Y seguimos hablando de esas “pamplinas que se inventan los chavales”…
–¿Te
gusta bailar?
–Sí,
¿por?
–No
recuerdo que bailáramos. Sí que saltáramos al ritmo de la música, pero no que
bailáramos.
–Pogo
soft hacíamos.
Ambos reímos.
–Sí,
pogo soft.
Y la veo ahí tan bella y la luz tan suave y la música tan tenue que la
tomo de la mano y la llevo hasta mi talle. La agarro de la cintura, ella apoya
sus brazos sobre mis hombros y, si bien no bailamos, nos movemos al ritmo de la
melodía.
Acerco mi cara a la suya y ella se inclina. Expone su impúdico cuello
que rozo con un mísero beso y retiro mis labios. Apoyamos nuestras frentes y
Bella toma noción de que o yo soy más alto que su recuerdo o ella más peque. Rozamos
los labios y se retira.
Avanzo hacia ella, inclino mi cabeza y cuando ella alza la suya y
expone sus labios, me retiro un paso atrás.
Entonces ella se acerca. Nos besamos y se va. En un juego histérico que
disfrutamos ambos.
Ir y volver, dar y no dar. Hasta el inevitable anclaje de un lugar y de
unas caricias y de unos besos que no se retiran.
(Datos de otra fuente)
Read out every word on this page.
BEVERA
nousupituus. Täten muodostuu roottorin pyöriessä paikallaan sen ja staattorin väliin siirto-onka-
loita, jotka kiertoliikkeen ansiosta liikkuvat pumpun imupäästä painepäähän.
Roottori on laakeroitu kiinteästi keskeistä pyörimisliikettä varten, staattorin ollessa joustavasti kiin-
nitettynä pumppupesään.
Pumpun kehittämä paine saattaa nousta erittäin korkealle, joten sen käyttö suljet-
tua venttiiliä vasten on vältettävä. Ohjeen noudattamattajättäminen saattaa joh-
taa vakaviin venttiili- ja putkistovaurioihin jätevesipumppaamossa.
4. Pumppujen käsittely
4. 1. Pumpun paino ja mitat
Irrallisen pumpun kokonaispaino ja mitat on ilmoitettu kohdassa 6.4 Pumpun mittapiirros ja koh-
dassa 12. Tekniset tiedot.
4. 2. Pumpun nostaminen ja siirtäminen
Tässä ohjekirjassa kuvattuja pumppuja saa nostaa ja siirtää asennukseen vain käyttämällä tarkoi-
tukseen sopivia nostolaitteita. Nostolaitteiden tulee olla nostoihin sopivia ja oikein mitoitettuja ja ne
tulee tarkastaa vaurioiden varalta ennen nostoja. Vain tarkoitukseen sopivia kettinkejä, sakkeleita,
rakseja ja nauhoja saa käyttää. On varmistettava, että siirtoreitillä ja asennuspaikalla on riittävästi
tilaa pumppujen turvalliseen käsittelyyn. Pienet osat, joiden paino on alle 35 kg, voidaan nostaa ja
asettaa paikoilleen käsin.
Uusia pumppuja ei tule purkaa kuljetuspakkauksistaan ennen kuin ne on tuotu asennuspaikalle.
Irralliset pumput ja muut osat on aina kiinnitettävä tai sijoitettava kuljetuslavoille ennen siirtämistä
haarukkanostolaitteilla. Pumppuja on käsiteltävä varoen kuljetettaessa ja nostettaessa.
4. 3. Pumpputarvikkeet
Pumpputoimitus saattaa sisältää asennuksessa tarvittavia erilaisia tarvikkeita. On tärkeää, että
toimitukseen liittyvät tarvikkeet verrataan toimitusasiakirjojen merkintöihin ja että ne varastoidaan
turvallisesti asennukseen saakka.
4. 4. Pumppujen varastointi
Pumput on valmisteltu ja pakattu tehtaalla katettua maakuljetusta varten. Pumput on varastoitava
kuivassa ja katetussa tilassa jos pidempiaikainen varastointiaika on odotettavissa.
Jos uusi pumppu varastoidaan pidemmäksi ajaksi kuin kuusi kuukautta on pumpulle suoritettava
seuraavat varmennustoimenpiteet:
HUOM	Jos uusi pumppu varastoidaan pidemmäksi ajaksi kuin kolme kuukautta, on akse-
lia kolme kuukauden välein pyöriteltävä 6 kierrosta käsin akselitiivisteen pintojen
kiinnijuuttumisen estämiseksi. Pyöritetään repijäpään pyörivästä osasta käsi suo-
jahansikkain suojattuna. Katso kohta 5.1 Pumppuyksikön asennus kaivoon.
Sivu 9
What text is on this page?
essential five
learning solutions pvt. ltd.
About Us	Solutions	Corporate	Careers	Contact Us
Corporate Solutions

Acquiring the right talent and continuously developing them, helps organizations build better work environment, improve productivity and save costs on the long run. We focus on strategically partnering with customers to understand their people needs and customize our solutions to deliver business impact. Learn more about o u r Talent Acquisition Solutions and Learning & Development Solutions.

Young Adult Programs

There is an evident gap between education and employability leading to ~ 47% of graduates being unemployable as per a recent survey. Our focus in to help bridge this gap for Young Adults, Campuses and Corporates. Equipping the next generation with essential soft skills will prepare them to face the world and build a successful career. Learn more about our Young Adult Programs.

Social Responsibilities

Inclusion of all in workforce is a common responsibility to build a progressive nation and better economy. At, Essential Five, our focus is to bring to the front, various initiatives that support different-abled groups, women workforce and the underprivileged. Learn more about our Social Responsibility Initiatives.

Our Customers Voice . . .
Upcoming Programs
Me detengo y la miro. Ella me mira.
–Aún
tenés algo para decirme, la última vez que hablamos tenías mucho para decirme.
–Perdoná…
me enojó tu histeria y yo estaba pasando mil cosas. Desde hace un par de años
que no tengo filtro.
–Mario…
(me mira) ¿Cuándo tuviste filtro?
Pausa significativa para los actantes. No niego nada ni acepto, me
acerco y la beso por dos razones, para que deje de decir verdades y porque
tengo ganas de besarla.
–Cuando
vuelva a hacer el amor con vos, quiero que te despiertes a mi lado. Hoy no es
el día.
Nos besamos un par de veces más antes de que me fuera, pero me fui
igual.
Nos despedimos los dos sin mañanas posibles ni imposibles.
Al fundir la cabeza en la funda de la almohada cerré los ojos y la
llevé al mundo de Morfeo, en donde sé que es y será eternamente mía.